Tirei o mês de férias para pensar na conexão entre a Torre de Babel bíblica, onde Deus embaralhou os idiomas para que os Humanos não se entendessem, e esta Era Digital de idiomas com traduções simultâneas, inclusive do árabe, inclusive do mandarim, onde ninguém se entende. Pensei, inclusive, em freqüentar a Universidade da Bíblia, ensino à distância, com especificação em Torre de Babel, para processar a confusão nesse mundo alucinado onde todos os Humanos, finalmente, podem se entender, mas onde ninguém se entende, nem os que nasceram e viveram no século 20, nem os que chegaram perto do 21.
Percebi nesses 30 dias que no século 21 de agora e, possivelmente, nos próximos anos, a recepção e a emissão estão em posições novas e, às vezes, novíssimas. – Voltou maluca? Estão perguntando vocês, leitores, receptores desta Trilha, a mim, emissora dela. E eu lhes peço: – Vamos abrir as portas da percepção (Aldous Huxley, 1954) sem usar mescalina, só palavras, para refletir sobre o verbo de William Blake (1757.1827) que inspirou Huxley: “Se as portas da percepção estivessem limpas, tudo apareceria para o homem tal como é: infinito.” E vamos ler ou reler os dois, por favor, porque As Portas da Percepção estão sujas, finitas e trancadas por um excesso de opiniões agressivas como jamais antes, em tempo algum.
A primeira percepção de que dar espaço de emissão ao receptor macularia a opinião é do início do século 20, quando os periódicos criaram a opinião do leitor, e alguém (?) escreveu que a função do escritor acabaria ali porque todos seriam escritores. Não acabou e nem todos viraram escritores, mas a recepção que ganhava as opiniões de Artistas, Políticos e Sacerdotes nunca em ordem alfabética, sempre em ordem hierárquica a depender da Sociedade, passou a receber a opinião do Leitor. O analfabetismo decresceu, muita gente escreveu, e escritor deixou de ser o que escrevia para ser o que era lido.

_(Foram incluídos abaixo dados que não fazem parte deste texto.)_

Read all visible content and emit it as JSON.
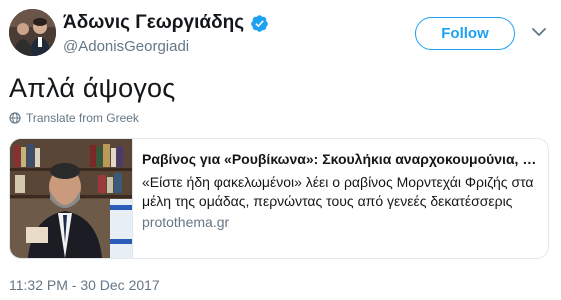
{
  "author": {
    "name": "Άδωνις Γεωργιάδης",
    "handle": "@AdonisGeorgiadi",
    "verified": true
  },
  "actions": {
    "follow_label": "Follow"
  },
  "tweet": {
    "text": "Απλά άψογος",
    "translate_label": "Translate from Greek",
    "timestamp": "11:32 PM - 30 Dec 2017"
  },
  "card": {
    "title": "Ραβίνος για «Ρουβίκωνα»: Σκουλήκια αναρχοκουμούνια, σ...",
    "description": "«Είστε ήδη φακελωμένοι» λέει ο ραβίνος Μορντεχάι Φριζής στα μέλη της ομάδας, περνώντας τους από γενεές δεκατέσσερις",
    "domain": "protothema.gr"
  },
  "colors": {
    "accent": "#1da1f2",
    "secondary_text": "#657786",
    "primary_text": "#14171a",
    "border": "#e1e8ed"
  },
  "icons": {
    "verified": "verified-badge-icon",
    "more": "chevron-down-icon",
    "translate": "globe-icon"
  }
}
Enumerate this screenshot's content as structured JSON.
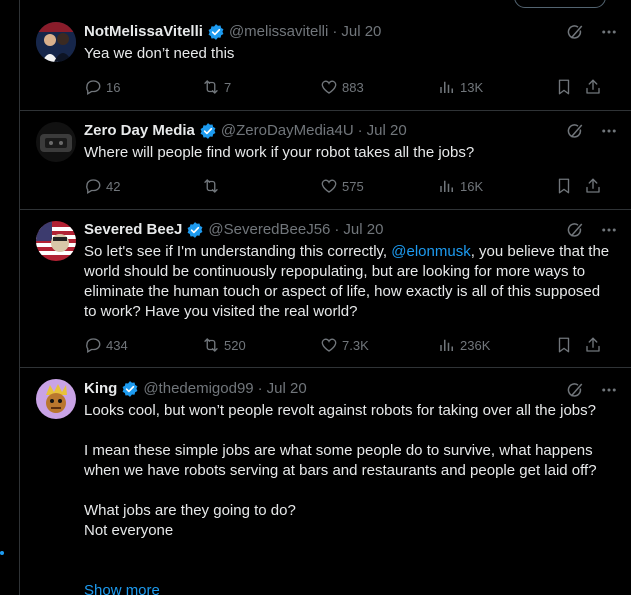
{
  "tweets": [
    {
      "name": "NotMelissaVitelli",
      "handle": "@melissavitelli",
      "date": "Jul 20",
      "text": "Yea we don’t need this",
      "replies": "16",
      "reposts": "7",
      "likes": "883",
      "views": "13K"
    },
    {
      "name": "Zero Day Media",
      "handle": "@ZeroDayMedia4U",
      "date": "Jul 20",
      "text": "Where will people find work if your robot takes all the jobs?",
      "replies": "42",
      "reposts": "",
      "likes": "575",
      "views": "16K"
    },
    {
      "name": "Severed BeeJ",
      "handle": "@SeveredBeeJ56",
      "date": "Jul 20",
      "text_before": "So let's see if I'm understanding this correctly, ",
      "mention": "@elonmusk",
      "text_after": ", you believe that the world should be continuously repopulating, but are looking for more ways to eliminate the human touch or aspect of life, how exactly is all of this supposed to work? Have you visited the real world?",
      "replies": "434",
      "reposts": "520",
      "likes": "7.3K",
      "views": "236K"
    },
    {
      "name": "King",
      "handle": "@thedemigod99",
      "date": "Jul 20",
      "text": "Looks cool, but won’t people revolt against robots for taking over all the jobs?\n\nI mean these simple jobs are what some people do to survive, what happens when we have robots serving at bars and restaurants and people get laid off?\n\nWhat jobs are they going to do?\nNot everyone",
      "show_more": "Show more"
    }
  ],
  "separator": "·",
  "icons": {
    "verified": "verified-badge-icon",
    "grok": "grok-icon",
    "more": "more-icon",
    "reply": "reply-icon",
    "repost": "repost-icon",
    "like": "like-icon",
    "views": "views-icon",
    "bookmark": "bookmark-icon",
    "share": "share-icon"
  },
  "colors": {
    "background": "#000000",
    "text": "#e7e9ea",
    "muted": "#71767b",
    "accent": "#1d9bf0",
    "border": "#2f3336"
  }
}
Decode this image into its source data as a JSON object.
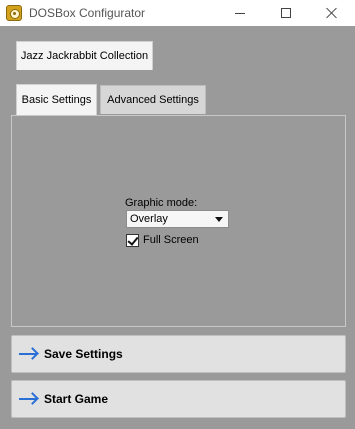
{
  "window": {
    "title": "DOSBox Configurator",
    "icon": "dosbox-gear-icon"
  },
  "game_tab": {
    "label": "Jazz Jackrabbit Collection"
  },
  "tabs": [
    {
      "label": "Basic Settings",
      "selected": true
    },
    {
      "label": "Advanced Settings",
      "selected": false
    }
  ],
  "basic": {
    "graphic_mode_label": "Graphic mode:",
    "graphic_mode_value": "Overlay",
    "fullscreen_label": "Full Screen",
    "fullscreen_checked": true
  },
  "buttons": {
    "save_label": "Save Settings",
    "start_label": "Start Game",
    "icon": "arrow-right-icon",
    "icon_color": "#2a6fd6"
  },
  "colors": {
    "background": "#9a9a9a",
    "button_face": "#e1e1e1"
  }
}
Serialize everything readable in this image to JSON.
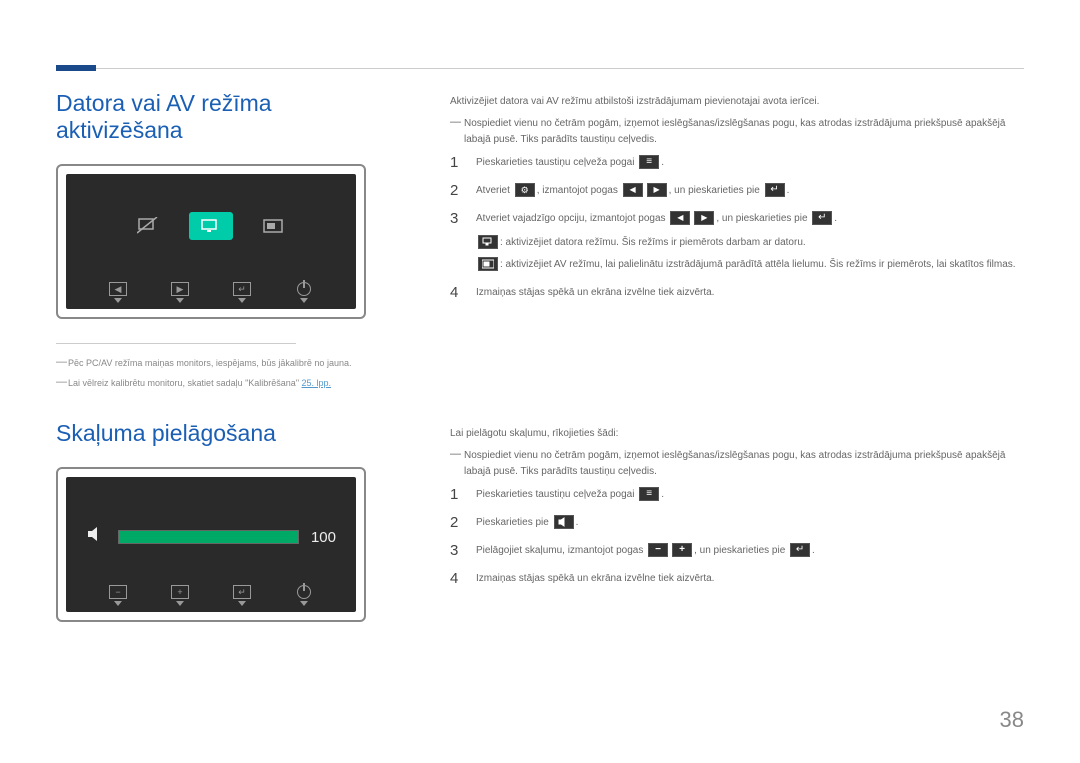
{
  "pageNumber": "38",
  "section1": {
    "title": "Datora vai AV režīma aktivizēšana",
    "footnote1": "Pēc PC/AV režīma maiņas monitors, iespējams, būs jākalibrē no jauna.",
    "footnote2_pre": "Lai vēlreiz kalibrētu monitoru, skatiet sadaļu \"Kalibrēšana\" ",
    "footnote2_link": "25. lpp.",
    "intro": "Aktivizējiet datora vai AV režīmu atbilstoši izstrādājumam pievienotajai avota ierīcei.",
    "note": "Nospiediet vienu no četrām pogām, izņemot ieslēgšanas/izslēgšanas pogu, kas atrodas izstrādājuma priekšpusē apakšējā labajā pusē. Tiks parādīts taustiņu ceļvedis.",
    "step1": "Pieskarieties taustiņu ceļveža pogai ",
    "step2_a": "Atveriet ",
    "step2_b": ", izmantojot pogas ",
    "step2_c": ", un pieskarieties pie ",
    "step3_a": "Atveriet vajadzīgo opciju, izmantojot pogas ",
    "step3_b": ", un pieskarieties pie ",
    "step3_sub1": ": aktivizējiet datora režīmu. Šis režīms ir piemērots darbam ar datoru.",
    "step3_sub2": ": aktivizējiet AV režīmu, lai palielinātu izstrādājumā parādītā attēla lielumu. Šis režīms ir piemērots, lai skatītos filmas.",
    "step4": "Izmaiņas stājas spēkā un ekrāna izvēlne tiek aizvērta."
  },
  "section2": {
    "title": "Skaļuma pielāgošana",
    "volume_value": "100",
    "intro": "Lai pielāgotu skaļumu, rīkojieties šādi:",
    "note": "Nospiediet vienu no četrām pogām, izņemot ieslēgšanas/izslēgšanas pogu, kas atrodas izstrādājuma priekšpusē apakšējā labajā pusē. Tiks parādīts taustiņu ceļvedis.",
    "step1": "Pieskarieties taustiņu ceļveža pogai ",
    "step2": "Pieskarieties pie ",
    "step3_a": "Pielāgojiet skaļumu, izmantojot pogas ",
    "step3_b": ", un pieskarieties pie ",
    "step4": "Izmaiņas stājas spēkā un ekrāna izvēlne tiek aizvērta."
  }
}
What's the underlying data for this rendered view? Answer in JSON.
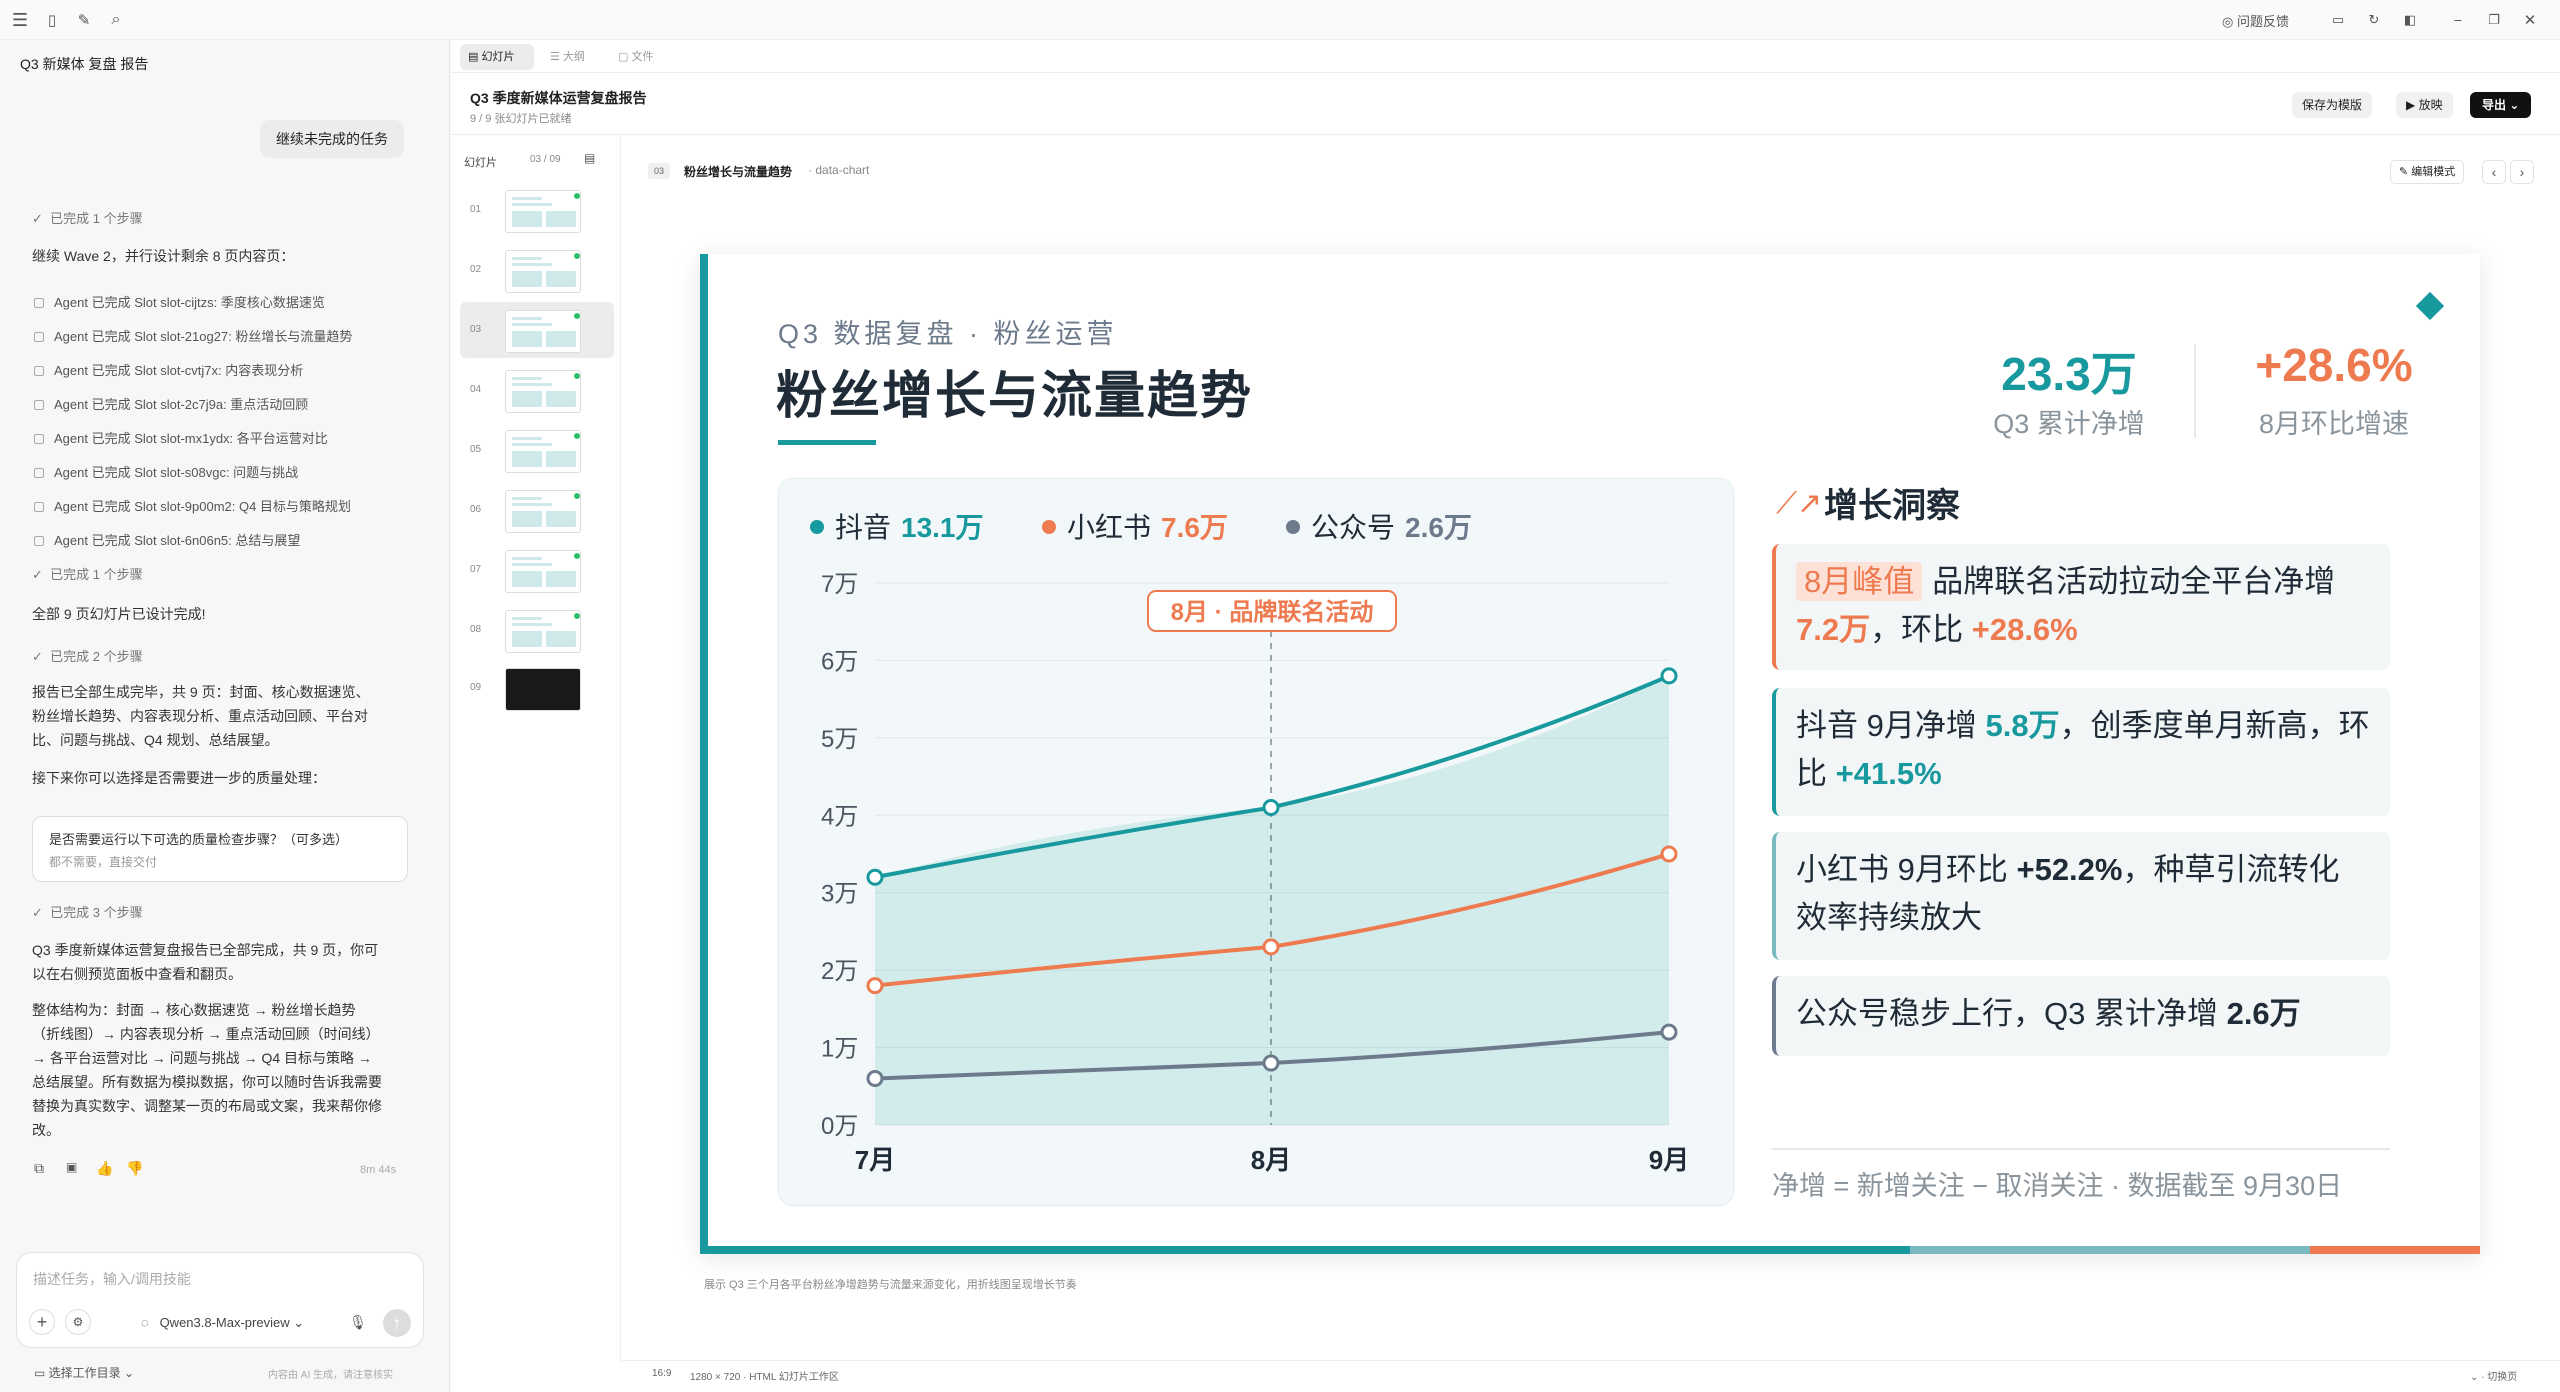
{
  "app": {
    "feedback": "问题反馈"
  },
  "chat": {
    "title": "Q3 新媒体 复盘 报告",
    "user_msg": "继续未完成的任务",
    "step1": "已完成 1 个步骤",
    "wave": "继续 Wave 2，并行设计剩余 8 页内容页：",
    "agents": [
      "Agent 已完成 Slot slot-cijtzs: 季度核心数据速览",
      "Agent 已完成 Slot slot-21og27: 粉丝增长与流量趋势",
      "Agent 已完成 Slot slot-cvtj7x: 内容表现分析",
      "Agent 已完成 Slot slot-2c7j9a: 重点活动回顾",
      "Agent 已完成 Slot slot-mx1ydx: 各平台运营对比",
      "Agent 已完成 Slot slot-s08vgc: 问题与挑战",
      "Agent 已完成 Slot slot-9p00m2: Q4 目标与策略规划",
      "Agent 已完成 Slot slot-6n06n5: 总结与展望"
    ],
    "step2": "已完成 1 个步骤",
    "done_all": "全部 9 页幻灯片已设计完成!",
    "step3": "已完成 2 个步骤",
    "summary1a": "报告已全部生成完毕，共 9 页：封面、核心数据速览、",
    "summary1b": "粉丝增长趋势、内容表现分析、重点活动回顾、平台对",
    "summary1c": "比、问题与挑战、Q4 规划、总结展望。",
    "next": "接下来你可以选择是否需要进一步的质量处理：",
    "question": "是否需要运行以下可选的质量检查步骤？（可多选）",
    "answer": "都不需要，直接交付",
    "step4": "已完成 3 个步骤",
    "final1a": "Q3 季度新媒体运营复盘报告已全部完成，共 9 页，你可",
    "final1b": "以在右侧预览面板中查看和翻页。",
    "final2a": "整体结构为：封面 → 核心数据速览 → 粉丝增长趋势",
    "final2b": "（折线图）→ 内容表现分析 → 重点活动回顾（时间线）",
    "final2c": "→ 各平台运营对比 → 问题与挑战 → Q4 目标与策略 →",
    "final2d": "总结展望。所有数据为模拟数据，你可以随时告诉我需要",
    "final2e": "替换为真实数字、调整某一页的布局或文案，我来帮你修",
    "final2f": "改。",
    "elapsed": "8m 44s",
    "input_placeholder": "描述任务，输入/调用技能",
    "model": "Qwen3.8-Max-preview",
    "workdir": "选择工作目录",
    "disclaimer": "内容由 AI 生成，请注意核实"
  },
  "tabs": [
    "幻灯片",
    "大纲",
    "文件"
  ],
  "doc": {
    "title": "Q3 季度新媒体运营复盘报告",
    "status": "9 / 9 张幻灯片已就绪",
    "save_template": "保存为模版",
    "play": "放映",
    "export": "导出"
  },
  "panel": {
    "label": "幻灯片",
    "pager": "03 / 09",
    "nums": [
      "01",
      "02",
      "03",
      "04",
      "05",
      "06",
      "07",
      "08",
      "09"
    ]
  },
  "crumb": {
    "num": "03",
    "title": "粉丝增长与流量趋势",
    "type": "data-chart",
    "edit": "编辑模式"
  },
  "slide": {
    "eyebrow": "Q3 数据复盘 · 粉丝运营",
    "title": "粉丝增长与流量趋势",
    "kpi1": {
      "value": "23.3万",
      "label": "Q3 累计净增"
    },
    "kpi2": {
      "value": "+28.6%",
      "label": "8月环比增速"
    },
    "annotation": "8月 · 品牌联名活动",
    "insight_title": "增长洞察",
    "footnote": "净增 = 新增关注 − 取消关注 · 数据截至 9月30日",
    "cards": [
      {
        "tag": "8月峰值",
        "a": "品牌联名活动拉动全平台净增",
        "b": "7.2万",
        "c": "，环比 ",
        "d": "+28.6%"
      },
      {
        "a": "抖音 9月净增 ",
        "b": "5.8万",
        "c": "，创季度单月新高，环比 ",
        "d": "+41.5%"
      },
      {
        "a": "小红书 9月环比 ",
        "b": "+52.2%",
        "c": "，种草引流转化效率持续放大"
      },
      {
        "a": "公众号稳步上行，Q3 累计净增 ",
        "b": "2.6万"
      }
    ]
  },
  "caption": "展示 Q3 三个月各平台粉丝净增趋势与流量来源变化，用折线图呈现增长节奏",
  "statusbar": {
    "ratio": "16:9",
    "size": "1280 × 720 · HTML 幻灯片工作区",
    "toggle": "切换页"
  },
  "colors": {
    "teal": "#17999e",
    "orange": "#ee7a4f",
    "slate": "#6c7a8c",
    "dark": "#1f2b36"
  },
  "chart_data": {
    "type": "line",
    "categories": [
      "7月",
      "8月",
      "9月"
    ],
    "ylim": [
      0,
      7
    ],
    "yticks": [
      "0万",
      "1万",
      "2万",
      "3万",
      "4万",
      "5万",
      "6万",
      "7万"
    ],
    "series": [
      {
        "name": "抖音",
        "total": "13.1万",
        "values": [
          3.2,
          4.1,
          5.8
        ],
        "color": "#17999e"
      },
      {
        "name": "小红书",
        "total": "7.6万",
        "values": [
          1.8,
          2.3,
          3.5
        ],
        "color": "#ee7a4f"
      },
      {
        "name": "公众号",
        "total": "2.6万",
        "values": [
          0.6,
          0.8,
          1.2
        ],
        "color": "#6c7a8c"
      }
    ]
  }
}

Mas o espaço de receptor/emissor foi crescendo através das novas mídias, através do rádio mais democrático que a televisão, até que a WEB dos Anos 1990 provocou a emissão total do século 21, no Orkut (2004.2014), no Facebook (2004), no Instagram (2010), no Twitter (2006), transformando a recepção em mais importante que a emissão. Porque a emissão pode emitir qualquer coisa. A recepção faz seleciona e opina. Há uma diferença tão grande das emissão e recepção de agora para as de antigamente que artistas, escritores, pensadores, políticos que detinham o controle absoluto da emissão, precisam repensá-la a partir de – Eu tenho alguma coisa a dizer? O que eu tenho a dizer interessa a alguém? E de acordo com as respostas emitir ou não. Ou emitir e ser ignorado. Ou emitir e se ferrar.
Milhares de humanos continuarão emitindo sem perguntas. E sem respostas. A Era Digital é um buraco negro capaz de receber tudo para nada. Ou para tudo durante algum tempo. Ou não se sabe muito bem por quanto tempo. Absolutamente tudo que já foi emitido e recebido de uma maneira poderá, de repente, não mais que de repente, ser reprocessado de outra maneira. A Xuxa da minha geração, Monteiro Lobato, nosso ídolo intelectual, atualmente é acusado de racista. Xuxa, o Monteiro Lobato da infância dos Anos 1980/1990, tem sido acusada de pedofilia por conta do filme Amor Estranho Amor.
Nem Monteiro Lobato foi racista, nem Xuxa é pedófila, mas as emissões e recepções sobre eles correm. Definitivamente livres.